In 2021, the University of Dayton joined forces with the Humane Society of the United States and signed the Forward Food Collaborative pledge. This commitment aimed to increase the university’s plant-based entree offerings to 30% in student dining halls by 2025, for a positive impact on animal welfare, sustainability and student health. The Humane Society of the United States guides institutions like schools and food service companies in creating and executing the most effective plant-based commitments for food offerings through a wide variety of free resources. These resources include culinary training, marketing and education support, and sustainability analyses that provide unique and valuable data to institutions about how plant-based menu offerings help reduce greenhouse gas emissions and other negative environmental impacts. Chefs and culinary staff at the University of Dayton have participated in numerous Forward Food plant-based culinary trainings.
“The University of Dayton has not only honored its commitment to offer plant-based options that are delicious, healthy and good for the environment, they have surpassed it,” said Christine Coughlin, food service innovation coordinator with the HSUS. “From plant-based breakfast burritos and omelets to veggie Philly cheesesteak sandwiches, build-your-own bowls and pizzas, the University of Dayton’s talented culinary staff has exhibited tremendous leadership in offering students the food they love and crave while doing their part to have a positive impact on the environment.”

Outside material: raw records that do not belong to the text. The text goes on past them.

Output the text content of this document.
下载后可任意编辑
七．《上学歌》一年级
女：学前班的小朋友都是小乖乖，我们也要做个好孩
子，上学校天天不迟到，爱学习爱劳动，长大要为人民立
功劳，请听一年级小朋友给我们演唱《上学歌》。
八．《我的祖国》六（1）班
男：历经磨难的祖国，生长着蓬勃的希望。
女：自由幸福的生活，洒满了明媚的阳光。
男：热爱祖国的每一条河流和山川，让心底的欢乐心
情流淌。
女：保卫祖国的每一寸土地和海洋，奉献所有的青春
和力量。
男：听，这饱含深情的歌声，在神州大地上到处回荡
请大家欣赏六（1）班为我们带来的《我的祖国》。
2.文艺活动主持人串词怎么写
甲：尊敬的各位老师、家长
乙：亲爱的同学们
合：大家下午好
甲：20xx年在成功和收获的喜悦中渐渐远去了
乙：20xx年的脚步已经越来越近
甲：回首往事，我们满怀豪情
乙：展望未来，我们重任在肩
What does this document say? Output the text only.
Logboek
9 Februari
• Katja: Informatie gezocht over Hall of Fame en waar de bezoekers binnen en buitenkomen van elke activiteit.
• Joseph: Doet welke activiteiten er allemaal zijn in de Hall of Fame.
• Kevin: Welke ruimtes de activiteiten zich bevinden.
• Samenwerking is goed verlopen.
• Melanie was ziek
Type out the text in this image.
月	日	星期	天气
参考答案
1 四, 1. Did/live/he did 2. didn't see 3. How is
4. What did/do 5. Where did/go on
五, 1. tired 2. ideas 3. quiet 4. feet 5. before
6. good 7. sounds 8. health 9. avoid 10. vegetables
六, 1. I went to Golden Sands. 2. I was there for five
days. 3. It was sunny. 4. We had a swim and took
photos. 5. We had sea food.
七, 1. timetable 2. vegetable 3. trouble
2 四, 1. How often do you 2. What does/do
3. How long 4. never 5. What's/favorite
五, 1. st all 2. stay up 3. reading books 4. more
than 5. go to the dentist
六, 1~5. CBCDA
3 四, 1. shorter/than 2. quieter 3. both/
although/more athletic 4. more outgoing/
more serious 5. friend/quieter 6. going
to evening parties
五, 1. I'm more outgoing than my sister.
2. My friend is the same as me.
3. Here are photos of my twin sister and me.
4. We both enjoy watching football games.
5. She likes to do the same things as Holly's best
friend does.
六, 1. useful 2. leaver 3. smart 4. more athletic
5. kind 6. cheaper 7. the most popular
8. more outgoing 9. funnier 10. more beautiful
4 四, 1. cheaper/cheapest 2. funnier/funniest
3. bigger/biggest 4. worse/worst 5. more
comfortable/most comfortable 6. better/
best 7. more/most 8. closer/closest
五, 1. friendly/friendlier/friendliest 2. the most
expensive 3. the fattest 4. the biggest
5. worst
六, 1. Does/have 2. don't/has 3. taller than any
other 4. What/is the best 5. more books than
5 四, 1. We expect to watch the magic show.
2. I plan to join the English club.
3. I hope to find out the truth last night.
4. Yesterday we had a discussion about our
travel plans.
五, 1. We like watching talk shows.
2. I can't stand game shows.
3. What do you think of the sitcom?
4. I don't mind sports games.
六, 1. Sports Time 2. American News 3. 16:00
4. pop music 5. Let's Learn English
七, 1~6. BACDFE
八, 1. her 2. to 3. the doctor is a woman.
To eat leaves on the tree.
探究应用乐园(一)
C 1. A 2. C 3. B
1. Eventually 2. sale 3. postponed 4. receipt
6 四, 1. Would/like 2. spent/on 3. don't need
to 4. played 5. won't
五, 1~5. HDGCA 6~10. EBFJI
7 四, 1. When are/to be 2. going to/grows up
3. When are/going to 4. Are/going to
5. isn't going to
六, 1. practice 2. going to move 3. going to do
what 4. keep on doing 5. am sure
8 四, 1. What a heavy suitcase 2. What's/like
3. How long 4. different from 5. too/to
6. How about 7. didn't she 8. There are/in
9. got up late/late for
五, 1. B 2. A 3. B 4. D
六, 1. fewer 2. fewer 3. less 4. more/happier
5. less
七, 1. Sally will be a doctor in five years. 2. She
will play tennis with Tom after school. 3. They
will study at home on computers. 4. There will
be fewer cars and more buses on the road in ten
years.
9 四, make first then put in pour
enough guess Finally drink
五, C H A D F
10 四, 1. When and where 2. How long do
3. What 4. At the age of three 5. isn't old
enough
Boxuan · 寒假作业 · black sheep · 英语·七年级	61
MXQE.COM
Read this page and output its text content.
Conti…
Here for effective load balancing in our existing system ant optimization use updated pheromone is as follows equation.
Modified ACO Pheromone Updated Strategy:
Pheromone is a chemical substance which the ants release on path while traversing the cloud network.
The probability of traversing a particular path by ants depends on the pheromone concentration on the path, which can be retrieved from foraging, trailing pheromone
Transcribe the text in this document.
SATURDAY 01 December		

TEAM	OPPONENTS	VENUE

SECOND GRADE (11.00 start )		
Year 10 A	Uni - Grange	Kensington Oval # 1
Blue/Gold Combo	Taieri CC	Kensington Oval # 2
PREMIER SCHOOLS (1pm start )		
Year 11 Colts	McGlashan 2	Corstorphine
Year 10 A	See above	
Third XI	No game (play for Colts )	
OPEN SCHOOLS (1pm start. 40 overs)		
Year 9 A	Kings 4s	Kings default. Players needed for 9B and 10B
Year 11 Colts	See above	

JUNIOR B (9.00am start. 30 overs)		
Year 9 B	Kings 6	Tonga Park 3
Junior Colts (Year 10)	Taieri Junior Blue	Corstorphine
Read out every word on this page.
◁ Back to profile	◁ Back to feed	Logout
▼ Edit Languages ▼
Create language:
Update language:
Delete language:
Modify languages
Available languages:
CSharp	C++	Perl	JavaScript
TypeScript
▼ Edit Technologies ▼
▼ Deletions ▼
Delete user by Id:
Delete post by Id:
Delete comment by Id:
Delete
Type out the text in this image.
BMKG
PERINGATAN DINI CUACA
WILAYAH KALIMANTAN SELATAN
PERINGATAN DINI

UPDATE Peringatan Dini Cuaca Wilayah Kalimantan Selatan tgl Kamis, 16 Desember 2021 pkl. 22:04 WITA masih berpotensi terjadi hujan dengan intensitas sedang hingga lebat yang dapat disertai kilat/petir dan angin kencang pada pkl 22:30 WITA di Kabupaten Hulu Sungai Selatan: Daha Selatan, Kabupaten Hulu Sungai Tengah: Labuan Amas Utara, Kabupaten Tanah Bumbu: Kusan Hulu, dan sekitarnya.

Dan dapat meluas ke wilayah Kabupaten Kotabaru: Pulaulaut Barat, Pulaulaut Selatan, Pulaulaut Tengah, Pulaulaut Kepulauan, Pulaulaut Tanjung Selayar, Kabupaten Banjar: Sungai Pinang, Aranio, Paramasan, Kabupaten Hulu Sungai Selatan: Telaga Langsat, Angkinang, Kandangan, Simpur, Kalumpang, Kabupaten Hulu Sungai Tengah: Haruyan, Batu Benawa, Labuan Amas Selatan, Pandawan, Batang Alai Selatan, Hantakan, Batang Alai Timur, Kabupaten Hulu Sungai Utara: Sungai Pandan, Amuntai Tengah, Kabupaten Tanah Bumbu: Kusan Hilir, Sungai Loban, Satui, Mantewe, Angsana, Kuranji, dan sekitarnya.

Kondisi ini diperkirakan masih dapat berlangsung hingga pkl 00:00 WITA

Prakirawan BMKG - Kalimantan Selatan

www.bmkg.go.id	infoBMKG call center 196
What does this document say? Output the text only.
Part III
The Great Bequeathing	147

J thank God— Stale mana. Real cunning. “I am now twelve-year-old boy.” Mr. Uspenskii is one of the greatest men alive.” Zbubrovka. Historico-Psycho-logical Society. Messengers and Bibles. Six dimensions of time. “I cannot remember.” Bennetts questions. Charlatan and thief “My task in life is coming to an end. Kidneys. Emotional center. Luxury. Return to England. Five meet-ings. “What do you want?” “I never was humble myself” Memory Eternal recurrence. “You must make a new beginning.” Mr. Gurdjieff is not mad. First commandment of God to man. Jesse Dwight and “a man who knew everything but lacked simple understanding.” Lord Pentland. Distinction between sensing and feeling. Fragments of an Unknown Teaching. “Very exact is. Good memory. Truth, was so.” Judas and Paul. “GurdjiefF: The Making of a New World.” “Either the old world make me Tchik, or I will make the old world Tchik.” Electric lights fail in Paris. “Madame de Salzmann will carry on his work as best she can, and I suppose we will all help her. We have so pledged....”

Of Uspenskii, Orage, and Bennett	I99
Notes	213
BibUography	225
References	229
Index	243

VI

"Here at the University of Dayton, we are proud to offer our students delicious, healthy, and environmentally-friendly food options, thanks to our collaboration with the Humane Society of the United States,” said University of Dayton’s Administrative Dietitian, Ligia Lopes, RD, LD. “Our culinary staff's dedication and leadership have made this possible, and we will continue to strive for a positive impact on both our campus community and the environment."